JANAKA (ja’ na ka): King of Janaka.
SITA (see’ ta): his foster-daughter, also called JANAKI, heroine of the Ramayana (ra ma’ ya na).
SOORPANAKA (soor’ pa na ka): a demoness, sister to RAVANA (below), KARA: commander of her army of demons.
JATAYU (ja ta’ yoo): a great eagle pledged to guard the lives of Dasaratha’s children.
SAMPATHI (sam’ pa ti): Jatayu’s elder brother, deformed for challenging the sun, restored on hearing Rama’s name.
VALI (va’ lee): ruler of Kiskinda, peopled by a giant monkey race.
SUGREEVA (soo gree’ va): his brother, who engineers his death with Rama’s help.
TARA: Vali’s wife.
ANGADA (an’ ga da): Vali’s son.
HANUMAN (ha’ noo man): Sugreeva’s ally, also called ANJANEYA (an’ ja nay ya), the greatest devotee of Rama; son of the god of wind, possessing immeasurable strength, energy, and wisdom.
JAMBAVAN (jam ba’ van): one of the wise elders of Hanuman’s search party, now in the form of a bear.
THATAKA (ta’ ta ka): a demoness, daughter of SUKETHA (soo keé ta) and wife of SUNDA (soon’da).
SUBAHU (soo ba’ hoo) and MAREECHA (ma ree’ cha): her sons.
In the Tales:
GAUTAMA (gow’ ta ma): a sage who cursed his wife, AHALYA (a hal’ ya), turned to stone for infidelity.
BHAGIRATHA (ba ghee’ ra ta): who by his stubborn effort brought the Ganges down to earth in order to obtain salvation for his ancestors by washing their bones in its waters.
MAHABALI (ma ha’ ba lee): a demoniac conqueror of several worlds; to end his tyranny Vishnu incarnated as a pigmy called VAMANA (va’ ma na).
MAHAVISHNU (ma ha’ vish noo): the Supreme God, who divides himself into a trinity named Brahma, Vishnu, and Shiva for the actual functioning of the universe with all its beings.
Prologue
In keeping with the classical tradition, Kamban begins his epic with a description of the land in which the story is set.

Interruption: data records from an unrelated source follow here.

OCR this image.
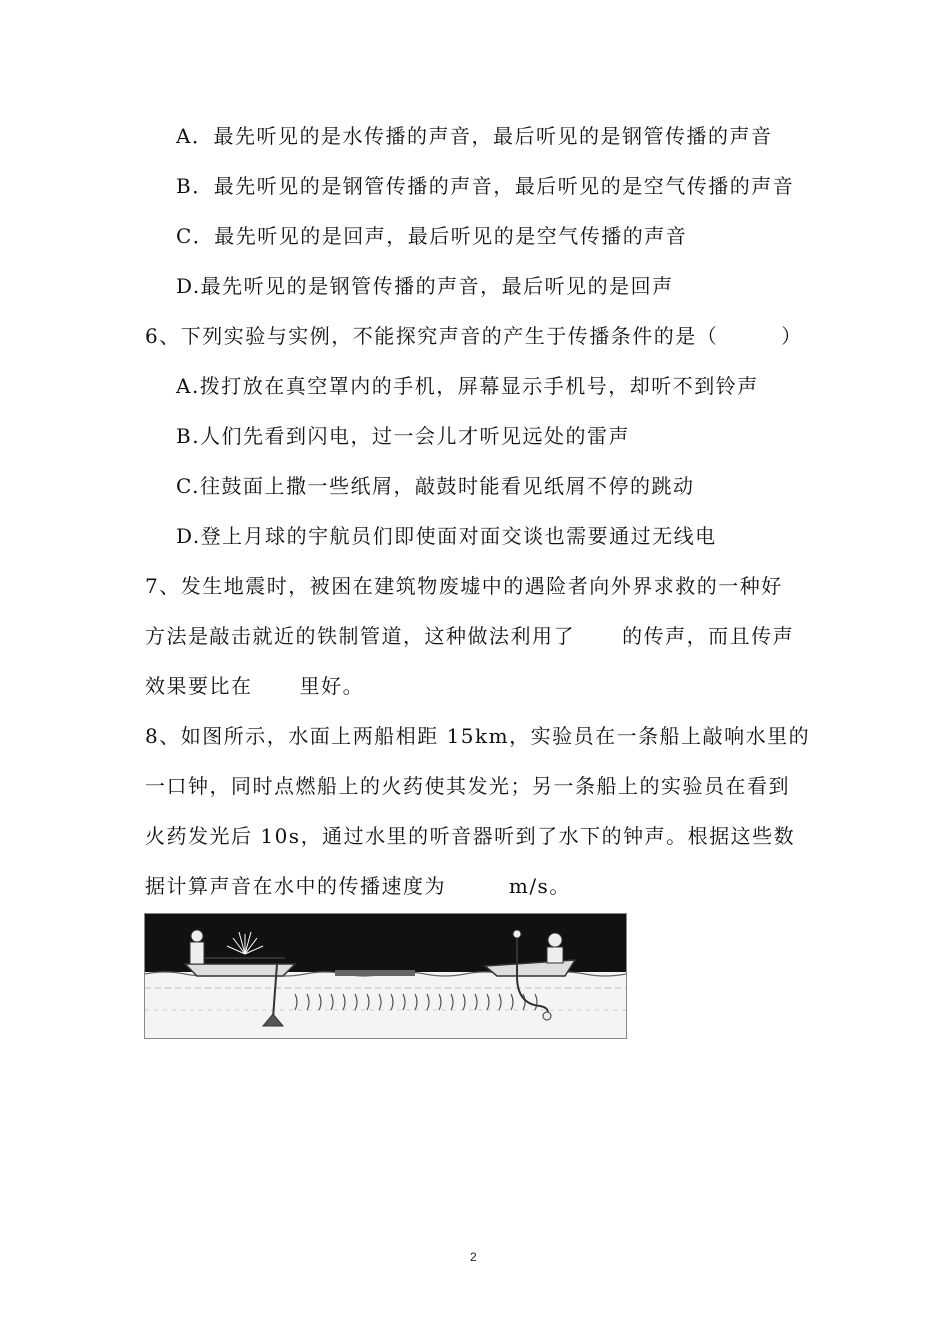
A．最先听见的是水传播的声音，最后听见的是钢管传播的声音
B．最先听见的是钢管传播的声音，最后听见的是空气传播的声音
C．最先听见的是回声，最后听见的是空气传播的声音
D.最先听见的是钢管传播的声音，最后听见的是回声
6、下列实验与实例，不能探究声音的产生于传播条件的是（        ）
A.拨打放在真空罩内的手机，屏幕显示手机号，却听不到铃声
B.人们先看到闪电，过一会儿才听见远处的雷声
C.往鼓面上撒一些纸屑，敲鼓时能看见纸屑不停的跳动
D.登上月球的宇航员们即使面对面交谈也需要通过无线电
7、发生地震时，被困在建筑物废墟中的遇险者向外界求救的一种好
方法是敲击就近的铁制管道，这种做法利用了      的传声，而且传声
效果要比在      里好。
8、如图所示，水面上两船相距 15km，实验员在一条船上敲响水里的
一口钟，同时点燃船上的火药使其发光；另一条船上的实验员在看到
火药发光后 10s，通过水里的听音器听到了水下的钟声。根据这些数
据计算声音在水中的传播速度为        m/s。
2
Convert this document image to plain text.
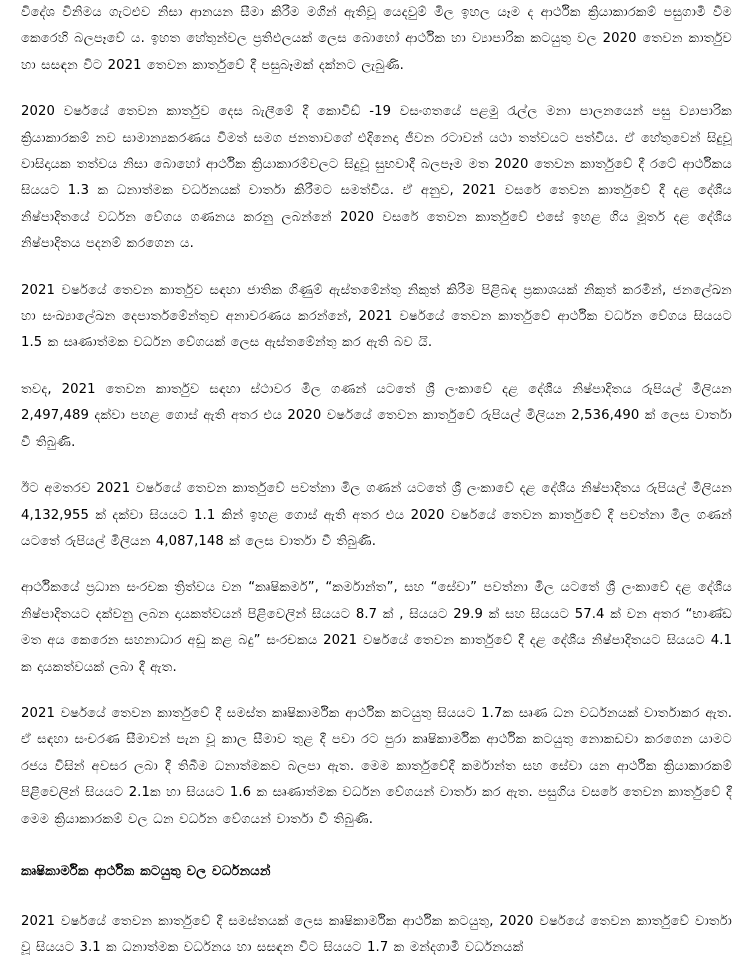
විදේශ විනිමය ගැටළුව නිසා ආනයන සීමා කිරීම මගින් ඇතිවූ යෙදවුම් මිල ඉහල යෑම ද ආර්ථික ක්‍රියාකාරකම් පසුගාමී වීම කෙරෙහි බලපෑවේ ය. ඉහත හේතුන්වල ප්‍රතිඵලයක් ලෙස බොහෝ ආර්ථික හා ව්‍යාපාරික කටයුතු වල 2020 තෙවන කාර්තුව හා සසඳන විට 2021 තෙවන කාර්තුවේ දී පසුබෑමක් දක්නට ලැබුණි.

2020 වර්ෂයේ තෙවන කාර්තුව දෙස බැලීමේ දී කොවිඩ් -19 වසංගතයේ පළමු රැල්ල මනා පාලනයෙන් පසු ව්‍යාපාරික ක්‍රියාකාරකම් නව සාමාන්‍යකරණය වීමත් සමග ජනතාවගේ එදිනෙදා ජීවන රටාවන් යථා තත්වයට පත්විය. ඒ හේතුවෙන් සිදුවූ වාසිදායක තත්වය නිසා බොහෝ ආර්ථික ක්‍රියාකාරම්වලට සිදුවූ සුභවාදී බලපෑම මත 2020 තෙවන කාර්තුවේ දී රටේ ආර්ථිකය සියයට 1.3 ක ධනාත්මක වර්ධනයක් වාර්තා කිරීමට සමත්විය. ඒ අනුව, 2021 වසරේ තෙවන කාර්තුවේ දී දළ දේශීය නිෂ්පාදිතයේ වර්ධන වේගය ගණනය කරනු ලබන්නේ 2020 වසරේ තෙවන කාර්තුවේ එසේ ඉහළ ගිය මූර්ත දළ දේශීය නිෂ්පාදිතය පදනම් කරගෙන ය.

2021 වර්ෂයේ තෙවන කාර්තුව සඳහා ජාතික ගිණුම් ඇස්තමේන්තු නිකුත් කිරීම පිළිබඳ ප්‍රකාශයක් නිකුත් කරමින්, ජනලේඛන හා සංඛ්‍යාලේඛන දෙපාර්තමේන්තුව අනාවරණය කරන්නේ, 2021 වර්ෂයේ තෙවන කාර්තුවේ ආර්ථික වර්ධන වේගය සියයට 1.5 ක සෘණාත්මක වර්ධන වේගයක් ලෙස ඇස්තමේන්තු කර ඇති බව යි.

තවද, 2021 තෙවන කාර්තුව සඳහා ස්ථාවර මිල ගණන් යටතේ ශ්‍රී ලංකාවේ දළ දේශීය නිෂ්පාදිතය රුපියල් මිලියන 2,497,489 දක්වා පහළ ගොස් ඇති අතර එය 2020 වර්ෂයේ තෙවන කාර්තුවේ රුපියල් මිලියන 2,536,490 ක් ලෙස වාර්තා වී තිබුණි.

ඊට අමතරව 2021 වර්ෂයේ තෙවන කාර්තුවේ පවත්නා මිල ගණන් යටතේ ශ්‍රී ලංකාවේ දළ දේශීය නිෂ්පාදිතය රුපියල් මිලියන 4,132,955 ක් දක්වා සියයට 1.1 කින් ඉහළ ගොස් ඇති අතර එය 2020 වර්ෂයේ තෙවන කාර්තුවේ දී පවත්නා මිල ගණන් යටතේ රුපියල් මිලියන 4,087,148 ක් ලෙස වාර්තා වී තිබුණි.

ආර්ථිකයේ ප්‍රධාන සංරචක ත්‍රිත්වය වන “කෘෂිකර්ම”, “කර්මාන්ත”, සහ “සේවා” පවත්නා මිල යටතේ ශ්‍රී ලංකාවේ දළ දේශීය නිෂ්පාදිතයට දක්වනු ලබන දායකත්වයන් පිළිවෙලින් සියයට 8.7 ක් , සියයට 29.9 ක් සහ සියයට 57.4 ක් වන අතර “භාණ්ඩ මත අය කෙරෙන සහනාධාර අඩු කළ බදු” සංරචකය 2021 වර්ෂයේ තෙවන කාර්තුවේ දී දළ දේශීය නිෂ්පාදිතයට සියයට 4.1 ක දායකත්වයක් ලබා දී ඇත.

2021 වර්ෂයේ තෙවන කාර්තුවේ දී සමස්ත කෘෂිකාර්මික ආර්ථික කටයුතු සියයට 1.7ක සෘණ ධන වර්ධනයක් වාර්තාකර ඇත. ඒ සඳහා සංචරණ සීමාවන් පැන වූ කාල සීමාව තුළ දී පවා රට පුරා කෘෂිකාර්මික ආර්ථික කටයුතු නොකඩවා කරගෙන යාමට රජය විසින් අවසර ලබා දී තිබීම ධනාත්මකව බලපා ඇත. මෙම කාර්තුවේදී කර්මාන්ත සහ සේවා යන ආර්ථික ක්‍රියාකාරකම් පිළිවෙලින් සියයට 2.1ක හා සියයට 1.6 ක සෘණාත්මක වර්ධන වේගයන් වාර්තා කර ඇත. පසුගිය වසරේ තෙවන කාර්තුවේ දී මෙම ක්‍රියාකාරකම් වල ධන වර්ධන වේගයන් වාර්තා වී තිබුණි.

කෘෂිකාර්මික ආර්ථික කටයුතු වල වර්ධනයන්

2021 වර්ෂයේ තෙවන කාර්තුවේ දී සමස්තයක් ලෙස කෘෂිකාර්මික ආර්ථික කටයුතු, 2020 වර්ෂයේ තෙවන කාර්තුවේ වාර්තා වූ සියයට 3.1 ක ධනාත්මක වර්ධනය හා සසඳන විට සියයට 1.7 ක මන්දගාමී වර්ධනයක්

The first stanza mentions the river Sarayu, which flows through the country of Kosala. The second stanza lifts your vision skyward to observe the white fleecy clouds that drift across the sky towards the sea, and later return in dark water-laden masses to the mountaintops, where they condense and flow down the slopes in streams scouring the mountainside of its treasures of minerals and essences (“verily like a woman of pleasure gently detaching the valuables from her patron during her caresses”). The river descends with a load of merchandise such as precious stones, sandalwood, peacock feathers, and iridescent flower petals and pollen grains, carrying it through the mountains, forests, valleys, and plains of Kosala country, and, after evenly distributing the gifts, ends its career in the sea.

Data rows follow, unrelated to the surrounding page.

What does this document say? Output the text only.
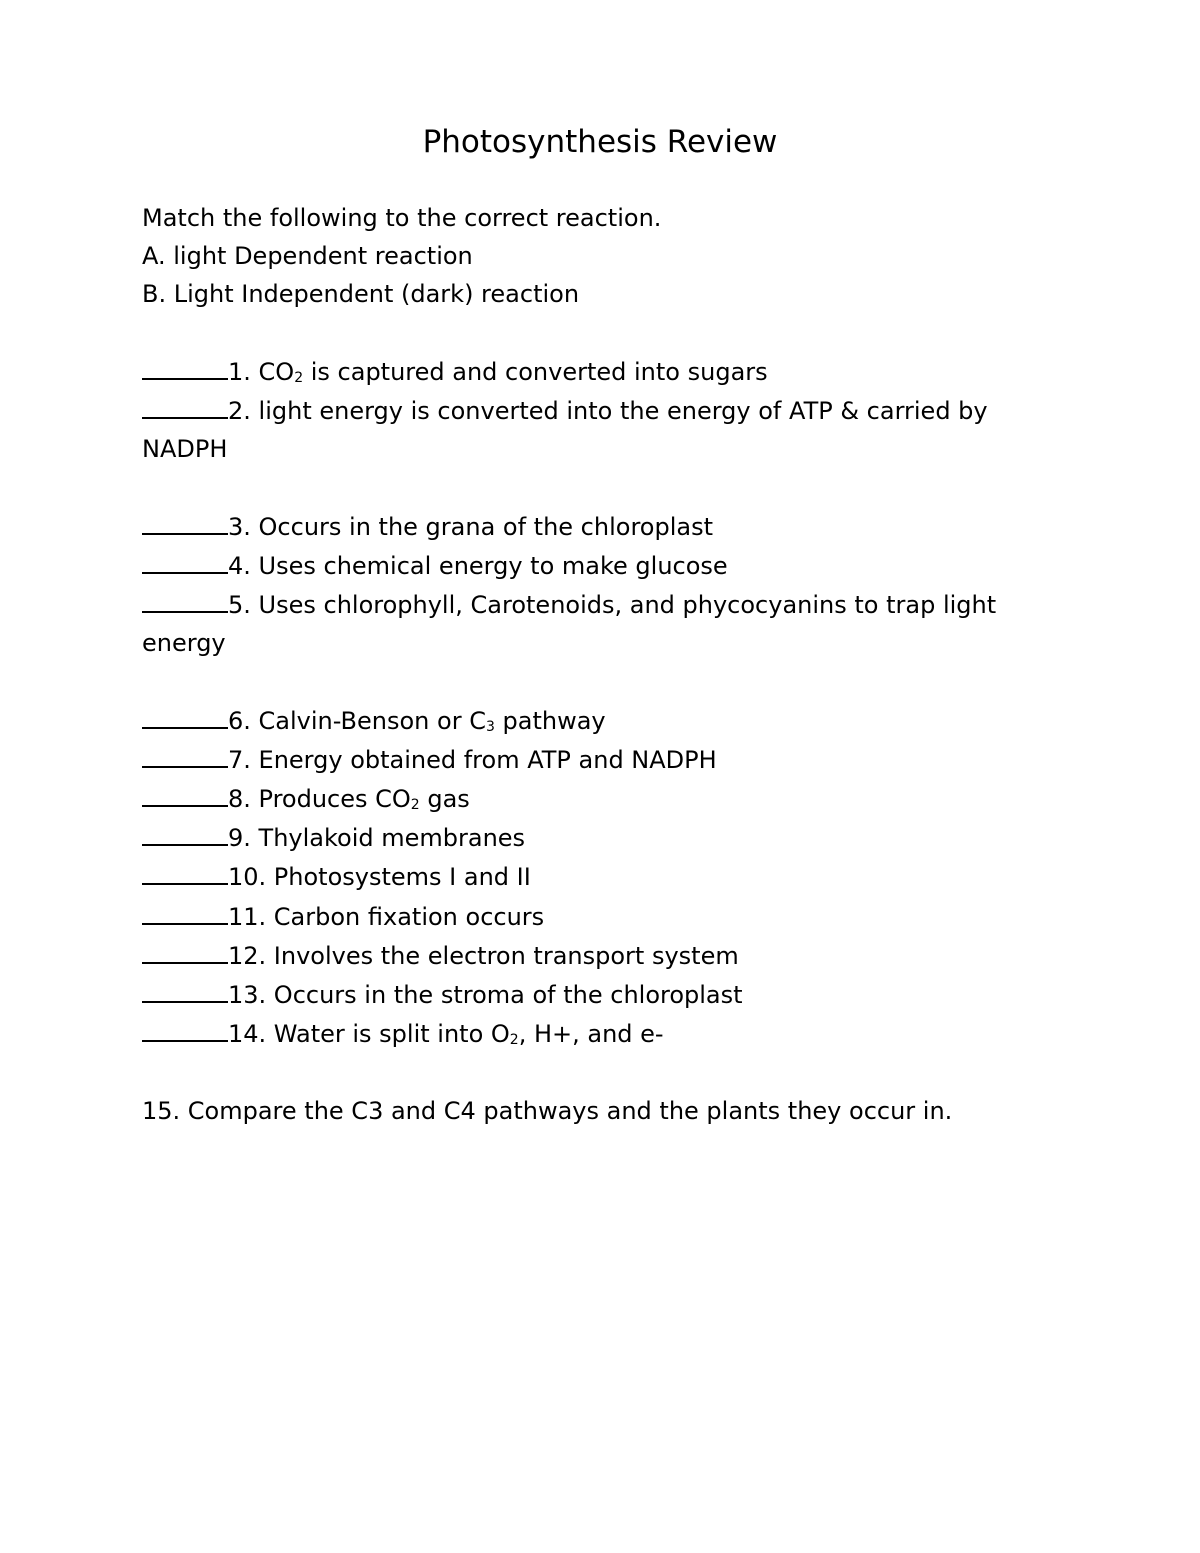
Photosynthesis Review

Match the following to the correct reaction.

A. light Dependent reaction

B. Light Independent (dark) reaction

1. $CO_2$ is captured and converted into sugars

2. light energy is converted into the energy of ATP & carried by NADPH

3. Occurs in the grana of the chloroplast

4. Uses chemical energy to make glucose

5. Uses chlorophyll, Carotenoids, and phycocyanins to trap light energy

6. Calvin-Benson or $C_3$ pathway

7. Energy obtained from ATP and NADPH

8. Produces $CO_2$ gas

9. Thylakoid membranes

10. Photosystems I and II

11. Carbon fixation occurs

12. Involves the electron transport system

13. Occurs in the stroma of the chloroplast

14. Water is split into $O_2$, H+, and e-

15. Compare the C3 and C4 pathways and the plants they occur in.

The poet then describes the countryside with its gardens and grov
es; its men and women fully occupied, their activities ranging from tilling, harvesting, and threshing to watching cock-fights of an afternoon. In the background, the perpetual groan of mills crushing sugarcane or corn, bellowing of cattle, or clamour of bullock-drawn caravans loaded with produce departing for far-off lands. Different kinds of smoke rise in the air, from kitchen chimneys, kilns, sacrificial fires, and fragrant wood burnt for incense. Different kinds of nectar—juices of sugarcane and palmyra, the dew in the heart of a chrysanthemum or lotus, or the well-stocked hive under aromatic trees—these fed the honey-bees as well as tiny birds that survived only on such nourishment; even the fishes relished this sweetness dripping and flowing into the river. At one temple or another, a festival or a wedding is always being celebrated with drums and pipes and procession. Kamban describes every sound, sight, and smell of the country, even to the extent of mentioning garbage heaps with crows and hens busily scratching and searching them.

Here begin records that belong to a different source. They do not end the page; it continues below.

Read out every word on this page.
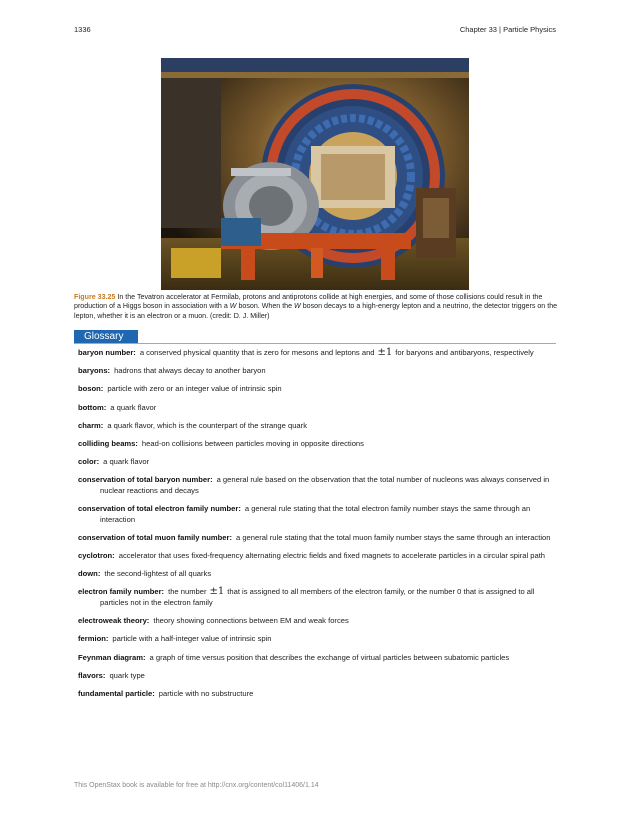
1336	Chapter 33 | Particle Physics
Figure 33.25 In the Tevatron accelerator at Fermilab, protons and antiprotons collide at high energies, and some of those collisions could result in the production of a Higgs boson in association with a W boson. When the W boson decays to a high-energy lepton and a neutrino, the detector triggers on the lepton, whether it is an electron or a muon. (credit: D. J. Miller)
Glossary

baryon number: a conserved physical quantity that is zero for mesons and leptons and ±1 for baryons and antibaryons, respectively

baryons: hadrons that always decay to another baryon

boson: particle with zero or an integer value of intrinsic spin

bottom: a quark flavor

charm: a quark flavor, which is the counterpart of the strange quark

colliding beams: head-on collisions between particles moving in opposite directions

color: a quark flavor

conservation of total baryon number: a general rule based on the observation that the total number of nucleons was always conserved in nuclear reactions and decays

conservation of total electron family number: a general rule stating that the total electron family number stays the same through an interaction

conservation of total muon family number: a general rule stating that the total muon family number stays the same through an interaction

cyclotron: accelerator that uses fixed-frequency alternating electric fields and fixed magnets to accelerate particles in a circular spiral path

down: the second-lightest of all quarks

electron family number: the number ±1 that is assigned to all members of the electron family, or the number 0 that is assigned to all particles not in the electron family

electroweak theory: theory showing connections between EM and weak forces

fermion: particle with a half-integer value of intrinsic spin

Feynman diagram: a graph of time versus position that describes the exchange of virtual particles between subatomic particles

flavors: quark type

fundamental particle: particle with no substructure

This OpenStax book is available for free at http://cnx.org/content/col11406/1.14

Kosala was an extensive country and few could claim to have crossed it end to end. Ayodhya was its capital—a city of palaces, mansions, fountains, squares, and ramparts with the King’s palace dominating the landscape. The city was imposing and compared well with the fabulous city of Amravati which was Indra’s or Alkapuri of Kubera. Presiding over this capital and the country was King Dasaratha, who ruled with compassion and courage and was loved and honoured by his subjects, and was blessed in many ways. His one great sorrow in life was that he was childless.